Kommentar „Denglisch“
Wie wäre es mit einer zuckrigen Arbeitsprobe aus dem Textgenre Kommentar? Dann wird Ihnen diese Prüfungsleistung aus dem 5. Semester meines Journalistik-Studiums schmecken.
Die Aufgabe: Schreiben Sie ein Pro- oder Contra-Kommentar zum Thema „Denglisch“ (Denglisch = Der Mix von deutscher und englischer Sprache.)
Note: 1,0.
Nächste Haltestelle: Keine Ahnung!
Tür auf, Tür zu. Ich setze mich in die Bahn um von A nach B zu fahren. Neben mir sitzt ein blondes Mädchen mit Zahnspange. Leise nuschelt sie in ihr pinkes Mobil- Telefon: „Ey, das is’ doch die, wo immer ,als wie‘ sagt. Voll fake!“ Weitere Wortfetzen fliegen durch die Luft. „Ich hab nachher noch ein Date in der Back-Factory.“ Ich verschließe meine Ohren mit einem Keuschheitsgürtel. Mein Trommelfell soll von diesem Garbage verschont werden. Denglisch stößt bei mir auf taube Ohren. Denn Denglisch ist ein Terrorist. Doch statt blutiger Explosionen mischt es sich wie ein Virus langsam unter die Menschen und verbreitet seine Worte, als wären sie ansteckend.
Die deutsche Sprache verkommt, geht ein, wie eine sterben Blume, geht weinend vor die Hunde. Aus einer klaren Sprache wird eine unlernbare Mischung aus Worterbrochenem. In den Schulen lernen sie Englisch, während die meisten noch nicht einmal richtig Deutsch können. Deutsche Sprache, schwere Sprache? Von wegen. Aus jedem „Albtraum“ darf man bereits einen „Alptraum“ machen, „tschüss“ schreiben wie man will und Pizzen als Pizzas beschimpfen. Und trotzdem hinkt das Deutsch der Deutschen wie ein Pirat ohne Holzbein.

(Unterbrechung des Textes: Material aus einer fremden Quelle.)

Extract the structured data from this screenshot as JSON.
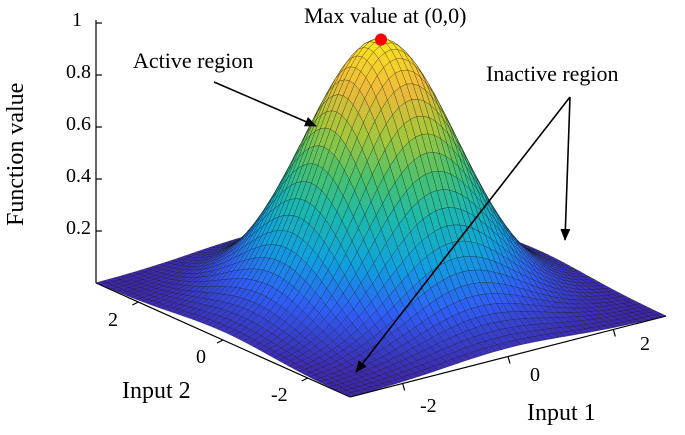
{
  "chart_data": {
    "type": "surface",
    "function": "exp(-k(x^2+y^2))",
    "peak": {
      "x": 0,
      "y": 0,
      "z": 1
    },
    "x_range": [
      -3,
      3
    ],
    "y_range": [
      -3,
      3
    ],
    "zlim": [
      0,
      1
    ],
    "zticks": [
      "0.2",
      "0.4",
      "0.6",
      "0.8",
      "1"
    ],
    "xticks": [
      "-2",
      "0",
      "2"
    ],
    "yticks": [
      "-2",
      "0",
      "2"
    ],
    "xlabel": "Input 1",
    "ylabel": "Input 2",
    "zlabel": "Function value",
    "colormap": [
      "#3e26a8",
      "#2f5df6",
      "#10a0e0",
      "#1ab8b0",
      "#4cc26a",
      "#a9c63a",
      "#f0b93a",
      "#f9e51f"
    ],
    "marker_color": "#ff0000",
    "grid": false
  },
  "annotations": {
    "max": "Max value at (0,0)",
    "active": "Active region",
    "inactive": "Inactive region"
  }
}
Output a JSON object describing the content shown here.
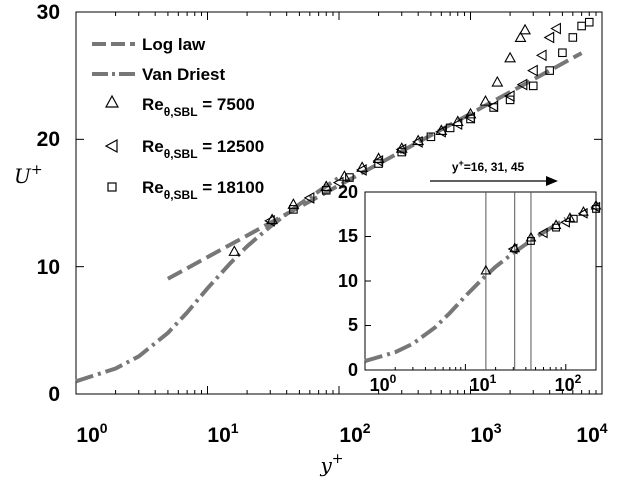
{
  "chart_data": [
    {
      "type": "line",
      "xlabel": "y",
      "xlabel_sup": "+",
      "ylabel": "U",
      "ylabel_sup": "+",
      "xscale": "log",
      "xlim": [
        1,
        10000
      ],
      "ylim": [
        0,
        30
      ],
      "x_ticks": [
        {
          "base": "10",
          "exp": "0"
        },
        {
          "base": "10",
          "exp": "1"
        },
        {
          "base": "10",
          "exp": "2"
        },
        {
          "base": "10",
          "exp": "3"
        },
        {
          "base": "10",
          "exp": "4"
        }
      ],
      "y_ticks": [
        "0",
        "10",
        "20",
        "30"
      ],
      "legend_placement": "top-left",
      "series": [
        {
          "name": "Log law",
          "style": "dashed",
          "color": "#777777",
          "x": [
            5,
            10,
            30,
            100,
            300,
            1000,
            3000,
            7000
          ],
          "y": [
            9.05,
            10.75,
            13.44,
            16.38,
            19.07,
            22.01,
            24.7,
            26.77
          ]
        },
        {
          "name": "Van Driest",
          "style": "dashdot",
          "color": "#777777",
          "x": [
            1,
            2,
            3,
            5,
            7,
            10,
            15,
            20,
            30,
            50,
            100
          ],
          "y": [
            1.0,
            2.0,
            2.95,
            4.8,
            6.4,
            8.3,
            10.3,
            11.6,
            13.15,
            14.9,
            17.0
          ]
        },
        {
          "name": "Re",
          "name_sub": "θ,SBL",
          "name_value": " = 7500",
          "marker": "triangle-up",
          "x": [
            16,
            31,
            45,
            80,
            110,
            150,
            200,
            300,
            400,
            600,
            800,
            1000,
            1300,
            1600,
            2000,
            2400,
            2600
          ],
          "y": [
            11.2,
            13.7,
            14.9,
            16.3,
            17.1,
            17.8,
            18.5,
            19.3,
            19.9,
            20.7,
            21.4,
            22.0,
            23.0,
            24.5,
            26.4,
            28.0,
            28.6
          ]
        },
        {
          "name": "Re",
          "name_sub": "θ,SBL",
          "name_value": " = 12500",
          "marker": "triangle-left",
          "x": [
            30,
            60,
            100,
            150,
            200,
            300,
            400,
            600,
            800,
            1000,
            1500,
            2000,
            2500,
            3000,
            3500,
            4000,
            4500
          ],
          "y": [
            13.6,
            15.4,
            16.6,
            17.6,
            18.3,
            19.2,
            19.8,
            20.6,
            21.2,
            21.7,
            22.6,
            23.4,
            24.3,
            25.4,
            26.6,
            28.0,
            28.7
          ]
        },
        {
          "name": "Re",
          "name_sub": "θ,SBL",
          "name_value": " = 18100",
          "marker": "square",
          "x": [
            45,
            80,
            120,
            200,
            300,
            500,
            700,
            1000,
            1500,
            2000,
            3000,
            4000,
            5000,
            6000,
            7000,
            8000
          ],
          "y": [
            14.5,
            16.0,
            17.0,
            18.1,
            19.0,
            20.2,
            20.9,
            21.6,
            22.5,
            23.1,
            24.2,
            25.4,
            26.8,
            28.0,
            28.9,
            29.2
          ]
        }
      ]
    },
    {
      "type": "line",
      "inset": true,
      "xscale": "log",
      "xlim": [
        1,
        200
      ],
      "ylim": [
        0,
        20
      ],
      "x_ticks": [
        {
          "base": "10",
          "exp": "0"
        },
        {
          "base": "10",
          "exp": "1"
        },
        {
          "base": "10",
          "exp": "2"
        }
      ],
      "y_ticks": [
        "0",
        "5",
        "10",
        "15",
        "20"
      ],
      "vertical_lines_x": [
        16,
        31,
        45
      ],
      "annotation": "y",
      "annotation_sup": "+",
      "annotation_value": "=16, 31, 45"
    }
  ]
}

Während die einen zwischen Deutsch und Englisch schwanken, shoppen statt einkaufen gehen und in ihrem Real Life mit Lol, Rofl und I Like um sich werfen, ergänzen andere den Sprachsalat mit etwas Türkisch.
„Cüc lan, hast du die geseh’n? Was, du gehst Fitness? Nice, man.“
Das soll mal einer verstehen. Zu Weihnachten wünschen sich die Enkel Mp3-Player und Memory Cards um Gedownloadetes zu saven. Die Alten verstehen Bahnhof. Stehen am Gleis und warten auf den Zug, der sie nicht mitnimmt. Dabei sind doch alle mega happy und durchgestylt, kaufen Anti-Aging- Creme, arbeiten als Call-Center-Agents oder gehen ins Assessment-Center. Aber was soll man machen? Denglischinfiziert mit integrierten Freunden sieht man vor lauter Buchstaben die Sprache nicht.
Dabei ist Deutsch doch eigentlich handzahm und wortstark. Ihr einziges Manko: Sie verlangt Fleiß. Doch der ist begrenzt. Deshalb fordere ich Denkmalschutz. Für die deutsche Sprache. Jemand muss sie schützen, damit sie nicht irgendwann nur noch aus leblosen Füllwörtern besteht. Wie ein altes Gebäude steht das Gerüst, doch das Innere ist leer. Statt Deutsch abzureißen, fordere ich Neubefüllung.
Eine elektronische Stimme reißt mich aus meinen Gedanken: „Thank you for travelling with Deutsche Bahn.“ Stirnrunzeln. Die deutsche Sprache stirbt, doch ich bin bereit für sie zu fighten.